As diversas leituras de uma pesquisa





Revista propagandeia reeleição de Dilma, mas uma debruçada nos números da pesquisa do Vox Populi mostram que não é bem assim.

Muito interessante a análise que a
revista Carta Capital, espécie de porta-voz informal do núcleo duro do PT, fez da pesquisa que ela própria havia encomendado ao Instituto Vox Populi. Análise, aliás, é uma expressão inadequada. A revista fez, a rigor, uma propaganda eleitoral pouco disfarçada em sua reportagem de capa, sob o emblemático título “Reeleição à vista”, dando a entender que o pleito marcado para outubro de 2014 já está praticamente decidido pela população brasileira a favor da petista Dilma Rousseff.
Curioso é que a mesma publicação não havia feito qualquer registro da espetacular queda de mais de 30 pontos percentuais na aprovação do governo e nas intenções de voto da presidente, registrada por vários institutos de pesquisa após as manifestações de junho. Pelo contrário, o PT mandou suspender a enquete que havia encomendado para o período ao mesmo Vox Populi – que serve ao PT e à Carta Capital, o que dá praticamente no mesmo.
A “análise” feita pela revista afirma que, num retrato de momento, Dilma seria reeleita no primeiro turno, com 38% dos votos, dois pontos percentuais a mais do que a soma dos adversários, o que provavelmente está dentro da margem de erro da pesquisa – que, aliás, sequer foi divulgada. Espertamente, a revista “se esquece” de destacar alguns importantes detalhes, como o de que 47% do eleitorado ainda não decidiram em quem votar.
A revista não destaca no texto, embora mostre em gráficos, os outros quatro cenários pesquisados.

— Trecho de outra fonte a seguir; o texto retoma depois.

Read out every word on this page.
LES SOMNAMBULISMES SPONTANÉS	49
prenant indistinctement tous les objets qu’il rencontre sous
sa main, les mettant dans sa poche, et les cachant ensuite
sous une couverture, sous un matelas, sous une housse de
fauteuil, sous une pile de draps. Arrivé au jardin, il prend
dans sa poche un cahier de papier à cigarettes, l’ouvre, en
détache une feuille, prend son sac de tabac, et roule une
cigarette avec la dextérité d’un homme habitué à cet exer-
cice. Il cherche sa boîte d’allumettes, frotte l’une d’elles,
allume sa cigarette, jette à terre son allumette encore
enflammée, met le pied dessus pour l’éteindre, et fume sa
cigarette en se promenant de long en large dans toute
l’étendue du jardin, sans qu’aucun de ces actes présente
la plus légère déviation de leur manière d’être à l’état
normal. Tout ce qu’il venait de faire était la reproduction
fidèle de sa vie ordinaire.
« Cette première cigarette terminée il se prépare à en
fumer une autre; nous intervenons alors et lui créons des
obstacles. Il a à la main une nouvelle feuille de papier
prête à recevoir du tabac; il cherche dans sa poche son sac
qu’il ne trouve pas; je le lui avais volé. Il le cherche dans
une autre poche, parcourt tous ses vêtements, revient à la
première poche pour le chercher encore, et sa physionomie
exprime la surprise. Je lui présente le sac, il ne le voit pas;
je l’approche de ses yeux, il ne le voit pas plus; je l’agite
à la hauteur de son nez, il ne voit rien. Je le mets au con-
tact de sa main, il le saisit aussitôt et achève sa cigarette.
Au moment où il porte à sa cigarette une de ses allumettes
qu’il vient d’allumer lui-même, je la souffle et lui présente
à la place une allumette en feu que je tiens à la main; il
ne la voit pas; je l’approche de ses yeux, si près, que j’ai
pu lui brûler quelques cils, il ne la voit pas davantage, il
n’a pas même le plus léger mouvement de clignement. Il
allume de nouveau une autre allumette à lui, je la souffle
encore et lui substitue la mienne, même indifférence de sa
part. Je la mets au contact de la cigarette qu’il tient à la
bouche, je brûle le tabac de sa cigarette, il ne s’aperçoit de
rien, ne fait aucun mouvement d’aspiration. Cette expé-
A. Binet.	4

Desse modo, no cenário onde José Serra é o candidato tucano, em vez de Aécio Neves, haveria segundo turno, com Dilma quatro pontos (40% a 36%) abaixo da soma dos adversários. A desvantagem aumenta ainda mais no cenário em que é incluído o nome do presidente do STF, Joaquim Barbosa, e Aécio aparece como candidato do PSDB. Nesse caso, a diferença é de 43% a 36%. No terceiro cenário, que inclui Serra como candidato do PPS e mantém Aécio como candidato tucano, a diferença ainda é maior, de 45% a 36%. Ma, não fica aí. No quinto cenário, no qual aparecem como candidatos Dilma, Marina, Serra, Joaquim Barbosa, Aécio e Eduardo Campos, a diferença da soma dos adversários para a presidente cresce a 13 pontos percentuais, ficando em 48% a 35%.
Do mesmo modo, a matéria não destaca o fato de o governo da presidente Dilma, a despeito de toda a verba publicitária que gasta, ter apenas 35% de avaliação positiva, sendo que apenas 5% de ótimo e 30% de bom. Assim como mostra somente em gráfico, e não destaca no texto, que 88% dos brasileiros estão preocupados com a inflação. Não mostra, também, que a avaliação positiva do governo cai na medida em que aumenta o nível de escolaridade da população. Entre as pessoas de nível superior, por exemplo, sua aprovação fica nos 27%.

Uma última informação: a reportagem da Carta Capital foi escrita pelo sociólogo Marcos Coimbra, que vem a ser o dono e presidente do Instituto Vox Populi. Informação que, por sinal, a revista também omite.